Iran and India’s new partnership
Alex Vatanka, Senior Fellow

Iran and India have long pledged to form a strategic partnership. It has been a rocky process but it is dragging forward. Both the energy sector and the collaborative development of Iran’s deep-sea port of Chabahar, which would give India land access to Afghanistan and Central Asia, have been at the forefront of the efforts. Iran's oil minister is to visit Delhi next week and India might finally be given the right to develop Farzad B, a gas field discovered by an Indian consortium in 2008. Disagreement over commercial terms has kept the project in limbo.

The upcoming visit follows Iranian Prime Minister Hassan Rouhani’s visit to India in February. In Delhi, Rouhani also awarded an agreement to India for the management of part of the Chabahar port.

Rouhani took longer than anticipated to make the visit. By comparison, he visited China as one of his first major international trips in May 2014. Prime Minister Narendra Modi visited Tehran in May 2016. So why did it take this long for Rouhani to arrive in India? In one word: mistrust. Tehran has had a troubled relationship with Delhi since at least 2005, when India decided to move closer to the U.S. India’s rapidly expanding ties with Israel were also a factor. Meanwhile, Iran’s refusal to give Indian energy companies the kind of contracts they were after upset the Indians so much that they cut back on Iranian oil imports in retaliation.

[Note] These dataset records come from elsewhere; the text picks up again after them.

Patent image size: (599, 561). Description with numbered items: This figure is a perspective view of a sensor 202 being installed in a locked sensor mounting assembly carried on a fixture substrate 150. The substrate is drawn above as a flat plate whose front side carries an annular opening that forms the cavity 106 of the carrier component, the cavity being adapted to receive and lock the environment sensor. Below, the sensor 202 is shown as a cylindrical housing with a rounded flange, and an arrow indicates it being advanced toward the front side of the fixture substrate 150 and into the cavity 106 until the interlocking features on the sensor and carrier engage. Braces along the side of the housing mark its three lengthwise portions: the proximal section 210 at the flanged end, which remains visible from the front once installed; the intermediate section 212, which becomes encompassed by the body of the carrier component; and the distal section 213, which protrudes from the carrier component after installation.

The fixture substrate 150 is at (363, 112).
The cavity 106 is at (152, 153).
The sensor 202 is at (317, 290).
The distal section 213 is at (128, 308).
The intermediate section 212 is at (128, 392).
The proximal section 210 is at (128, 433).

However, Iran is now giving India big discounts; Indian oil imports from Iran are to be doubled over the next year. The Iranians have clearly decided that further delay in developing the Farzad B and Chabahar projects is unwarranted. Not only is India a huge energy market but its diplomatic clout on the international stage can only grow. And Iran can use as many markets and friends it can find.